Rupert Sheldrake. L’ame De La Nature. Albin Michel
Il y eut le mythe d’un Age d’or correspondant selon l’archéologie à l’époque néolithique première. C’était le temps de l'abondance dans une nature généreuse, où tout pousse sans travail, où les animaux domestiques et sauvages vivent en paix entre eux et avec les hommes, où la ronce distille le miel. la pluie et le soleil alternent si heureusement que la terre prodigue trois fois l'an ses meilleures productions ; les hommes vivent pacifiquement, dans l'amitié, la concorde, la justice, en une totale communauté. On idéalisait traditionnellement la Nature, Mère bienveillante, dans ces descriptions de l'âge d'or.
"La terre aussi, libre de redevances, sans être violée par le boyau, ni blessée par la charrue, donnait tout d'elle-même; contents des aliments qu'elle produisait sans contrainte, les hommes cueillaient les fruits de l'arbousier, les fraises des montagnes, les cornouilles, les mûres qui pendent aux ronces épineuses et les glands tombés de l'arbre de Jupiter [le chêne] aux larges ramures."

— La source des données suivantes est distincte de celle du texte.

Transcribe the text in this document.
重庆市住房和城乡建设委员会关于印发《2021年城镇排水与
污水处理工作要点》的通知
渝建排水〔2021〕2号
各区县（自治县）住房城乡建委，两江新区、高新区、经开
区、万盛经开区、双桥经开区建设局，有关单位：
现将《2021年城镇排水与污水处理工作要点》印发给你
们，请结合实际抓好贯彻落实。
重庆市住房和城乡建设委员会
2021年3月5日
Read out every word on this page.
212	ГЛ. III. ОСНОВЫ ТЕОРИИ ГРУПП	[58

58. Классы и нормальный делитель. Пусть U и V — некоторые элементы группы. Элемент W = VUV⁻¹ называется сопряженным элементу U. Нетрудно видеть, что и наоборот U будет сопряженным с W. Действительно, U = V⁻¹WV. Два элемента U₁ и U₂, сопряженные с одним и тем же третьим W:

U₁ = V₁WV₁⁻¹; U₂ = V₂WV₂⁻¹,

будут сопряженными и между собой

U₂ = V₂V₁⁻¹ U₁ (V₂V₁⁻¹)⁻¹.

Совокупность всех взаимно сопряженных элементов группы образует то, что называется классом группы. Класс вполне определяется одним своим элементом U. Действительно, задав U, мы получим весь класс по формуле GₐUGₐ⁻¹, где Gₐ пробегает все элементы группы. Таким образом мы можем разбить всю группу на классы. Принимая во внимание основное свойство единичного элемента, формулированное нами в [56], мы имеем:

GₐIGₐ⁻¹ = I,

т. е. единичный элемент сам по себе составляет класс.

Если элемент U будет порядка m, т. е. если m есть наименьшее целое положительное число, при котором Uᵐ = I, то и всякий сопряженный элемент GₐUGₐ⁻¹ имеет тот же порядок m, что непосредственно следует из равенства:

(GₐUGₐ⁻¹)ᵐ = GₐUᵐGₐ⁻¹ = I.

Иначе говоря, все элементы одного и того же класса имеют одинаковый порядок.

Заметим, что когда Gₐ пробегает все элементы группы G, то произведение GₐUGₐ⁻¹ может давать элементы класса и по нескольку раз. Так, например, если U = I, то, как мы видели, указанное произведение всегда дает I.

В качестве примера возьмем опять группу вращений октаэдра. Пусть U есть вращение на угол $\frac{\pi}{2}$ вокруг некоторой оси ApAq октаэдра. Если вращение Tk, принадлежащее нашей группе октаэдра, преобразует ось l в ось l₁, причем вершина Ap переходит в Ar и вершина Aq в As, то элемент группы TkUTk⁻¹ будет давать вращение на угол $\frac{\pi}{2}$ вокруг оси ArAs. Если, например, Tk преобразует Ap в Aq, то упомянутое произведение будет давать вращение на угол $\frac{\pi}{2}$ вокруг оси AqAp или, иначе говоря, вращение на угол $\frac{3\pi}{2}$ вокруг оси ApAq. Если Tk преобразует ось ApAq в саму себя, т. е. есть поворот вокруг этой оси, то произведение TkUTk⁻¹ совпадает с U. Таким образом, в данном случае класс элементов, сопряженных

Ovide, Métamorphoses, livre 1
C’était une Terre Mère agissante. Dans une vision énergétique et vitaliste, on croyait qu'elle exhalait le souffle de vie entretenant les organismes vivant à sa surface.
"Si la pression s'accumulait en elle, elle lâchait un vent qui provoquait les tremblements de terre. En elle circulaient des liquides, et c'est pareillement au sang que l'eau coulait de ses sources. En elle couraient des veines, les unes contenant les liquides, les autres renfermant des fluides solidifiés, tels les bitumes naturels, les métaux et les minéraux. Ses entrailles regorgeaient de canaux, et de crevasses d'où le feu et la chaleur s'exhalaient sous la forme d'éruptions volcaniques et de sources chaudes. Elle portait en son sein les pierres et les métaux, qu'elle nourrissait pendant leur croissance, comme des embryons qui venaient à maturité en elle, lentement, à leur propre rythme". Op.Cite
Quel est le rapport du mythe à l’histoire. On fait actuellement remonter les origines de l'agriculture sédentaire jusqu'à sept ou huit siècles avant notre ère.. Entre 4000 et 3500, selon l’archéologie, l’Age néolithique primitif aurait donné naissance à deux sociétés : l’une agricole pacifique sans cités et qui pratiquait le culte des déesses et l’autre nomade ou semi-nomade, guerrière et conquérante, patriarcale comme leurs dieux du ciel, généralement ombrageux et vengeurs. L’existence paisible vola en éclats sous des vagues d'invasions. . La conquête devait donner les premières cités fortifiées, le patriarcat succéder au matriarcat. Les dieux guerriers des envahisseurs détrônèrent les vieilles déesses et les réduisirent au rang de femmes, de filles et d'épouses dans un nouveau panthéon dominé par les mâles
Les mythologies dont la grecque reflèteraient nt ces transformations Au départ, la Mère première demeurait la source de toute chose. C'était une Mère Vierge ; elle n'avait besoin d'aucun dieu pour enfanter et tous les dieux descendaient d'elle. Ainsi, selon l'un des plus vieux mythes cosmogoniques grecs, la Terre Mère (Gaïa) fut la première à émerger du chaos. Elle donna ensuite naissance, au cours de son sommeil, à Ouranos, dieu du Ciel, qui devint à la fois son fils et son amant. La contemplant du haut des montagnes, il déversa sur elle une pluie fertile et elle porta l'herbe, les fleurs et les arbres et mit au monde les oiseaux et les autres animaux. Le grand sanctuaire et l'oracle de Gaïa se trouvaient à Delphes, centre du cosmos. Mais vint son arrière-petit-fils Apollon, qui tua l'oracle de la Terre, le grand serpent Python de Delphes, et s'empara du sanctuaire de Gaïa. Cette dernière demeura néanmoins la source du pouvoir prophétique, et sa prêtresse, la pythie, continua à prophétiser au-dessous du temple d'Apollon.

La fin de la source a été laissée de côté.